As is clear from my code, I am not the greatest programmer in the world. This week, it was the source of some frustration—I was chasing down some interesting structures near \(-0.161+1.037i\), but quickly ran into the limits of double precision floating point variables. In the larger version of the above image, zooming the image to the point where individual pixels are visible reveals the problem. That said, the image works well as a whole. I just need to figure out how to get better precision. ;)
I have been interested in the Mandelbrot set for some time. I know how to create images using the standard escape time coloring scheme using MATLAB and compiled code, but I want to be able to create smoothly colored images. I get the impression from some of what I have read that it is not practically possible to make something that is truly smoothly colored, but I have seen images that are close. What I have read talks about a renormalized/normalized iteration count. However, I have been unable to implement this. I am a relatively proficient C programmer and I have access to MATLAB R2008a and Mathematica 7. Do you know how I might do this? And how do you create your images?

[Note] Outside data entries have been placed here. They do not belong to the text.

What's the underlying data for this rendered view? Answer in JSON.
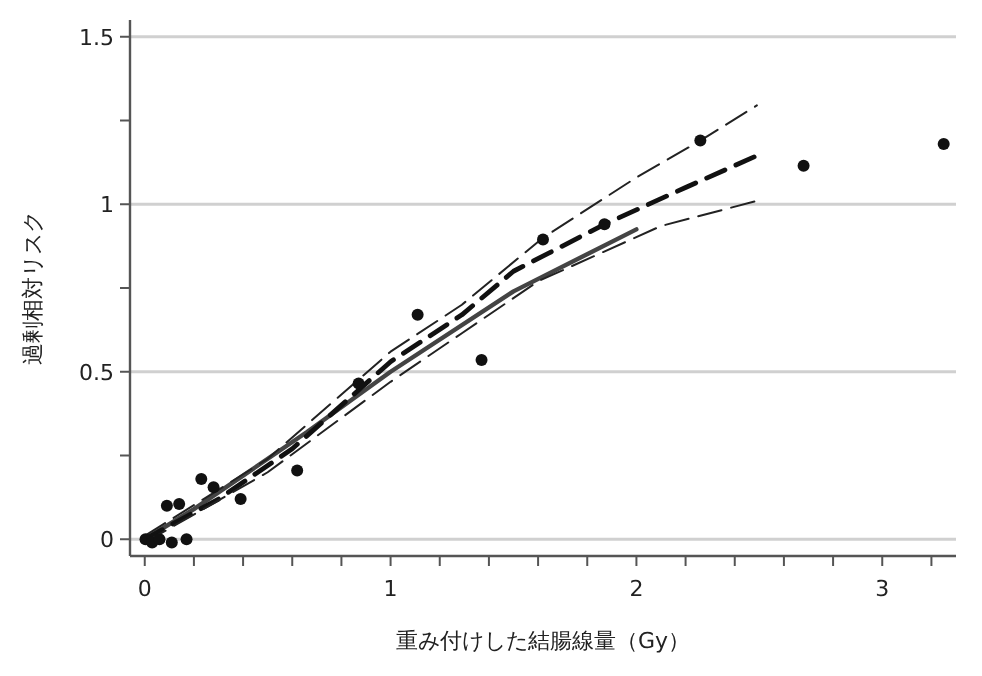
{
  "chart_data": {
    "type": "scatter",
    "xlabel": "重み付けした結腸線量（Gy）",
    "ylabel": "過剰相対リスク",
    "xlim": [
      -0.06,
      3.3
    ],
    "ylim": [
      -0.05,
      1.55
    ],
    "xticks": [
      0,
      {
        "value": 0.2,
        "label": null
      },
      {
        "value": 0.4,
        "label": null
      },
      {
        "value": 0.6,
        "label": null
      },
      {
        "value": 0.8,
        "label": null
      },
      1,
      {
        "value": 1.2,
        "label": null
      },
      {
        "value": 1.4,
        "label": null
      },
      {
        "value": 1.6,
        "label": null
      },
      {
        "value": 1.8,
        "label": null
      },
      2,
      {
        "value": 2.2,
        "label": null
      },
      {
        "value": 2.4,
        "label": null
      },
      {
        "value": 2.6,
        "label": null
      },
      {
        "value": 2.8,
        "label": null
      },
      3,
      {
        "value": 3.2,
        "label": null
      }
    ],
    "yticks": [
      0,
      {
        "value": 0.25,
        "label": null
      },
      0.5,
      {
        "value": 0.75,
        "label": null
      },
      1,
      {
        "value": 1.25,
        "label": null
      },
      1.5
    ],
    "grid": "y",
    "series": [
      {
        "type": "line",
        "color": "#444444",
        "line_style": "solid",
        "x": [
          0,
          0.2,
          0.4,
          0.66,
          1.0,
          1.5,
          2.0
        ],
        "values": [
          0,
          0.09,
          0.19,
          0.32,
          0.5,
          0.74,
          0.925
        ]
      },
      {
        "type": "line",
        "color": "#111111",
        "line_style": "dashed",
        "x": [
          0,
          0.3,
          0.6,
          1.0,
          1.29,
          1.5,
          1.87,
          2.2,
          2.49
        ],
        "values": [
          0,
          0.12,
          0.27,
          0.53,
          0.67,
          0.8,
          0.94,
          1.05,
          1.145
        ]
      },
      {
        "type": "line",
        "color": "#222222",
        "line_style": "dashed",
        "x": [
          0,
          0.5,
          1.0,
          1.29,
          1.62,
          2.0,
          2.26,
          2.49
        ],
        "values": [
          0.01,
          0.24,
          0.56,
          0.7,
          0.9,
          1.08,
          1.19,
          1.295
        ]
      },
      {
        "type": "line",
        "color": "#222222",
        "line_style": "dashed",
        "x": [
          0,
          0.5,
          1.0,
          1.29,
          1.6,
          2.1,
          2.49
        ],
        "values": [
          -0.01,
          0.2,
          0.47,
          0.615,
          0.77,
          0.935,
          1.01
        ]
      },
      {
        "color": "#111111",
        "marker": "circle",
        "x": [
          0.003,
          0.03,
          0.06,
          0.09,
          0.11,
          0.14,
          0.17,
          0.23,
          0.28,
          0.39,
          0.62,
          0.87,
          1.11,
          1.37,
          1.62,
          1.87,
          2.26,
          2.68,
          3.25
        ],
        "values": [
          0,
          -0.01,
          0,
          0.1,
          -0.01,
          0.105,
          0,
          0.18,
          0.155,
          0.12,
          0.205,
          0.465,
          0.67,
          0.535,
          0.895,
          0.94,
          1.19,
          1.115,
          1.18
        ]
      }
    ]
  }
}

Unfortunately, I am not a terribly proficient programmer in any language. I started playing around with the Mandelbrot set because it seemed like a good way to teach myself a little C. My method for getting somewhat smoothly colored images is to render a very large bitmap, then scale it down by at least half in order to (effectively) anti-alias the image and remove most of the bands. This isn’t perfect, but it does a reasonably good job. As to how I create my images, the code is attached to this post, and linked in the first paragraph. It is not highly commented, but I hope it should be clear. If nothing else, you can point and laugh at my amateur efforts. ;)
With regard to coloring, the general idea is to treat the complex plane as a metric space. That is, from any point on the plane, we can measure the distance to another point. Specifically, we are interested in the distance from a particular point of interest to a point in the Mandelbrot set. One way to measure this distance is to count the number of iterations until the point “escapes” (i.e. the escape time algorithm). Other estimators of distance look at nth iteration and see where it ended up. The father from the set the nth term is, the greater the distance from the original point to the Mandelbrot set. These kinds of distance estimators should give a smoother coloring, though I am no expert.
You may want to check out Coloring Dynamical Systems in the Complex Plane by Garcia et al. for further details. The discussion there seems relatively straightforward.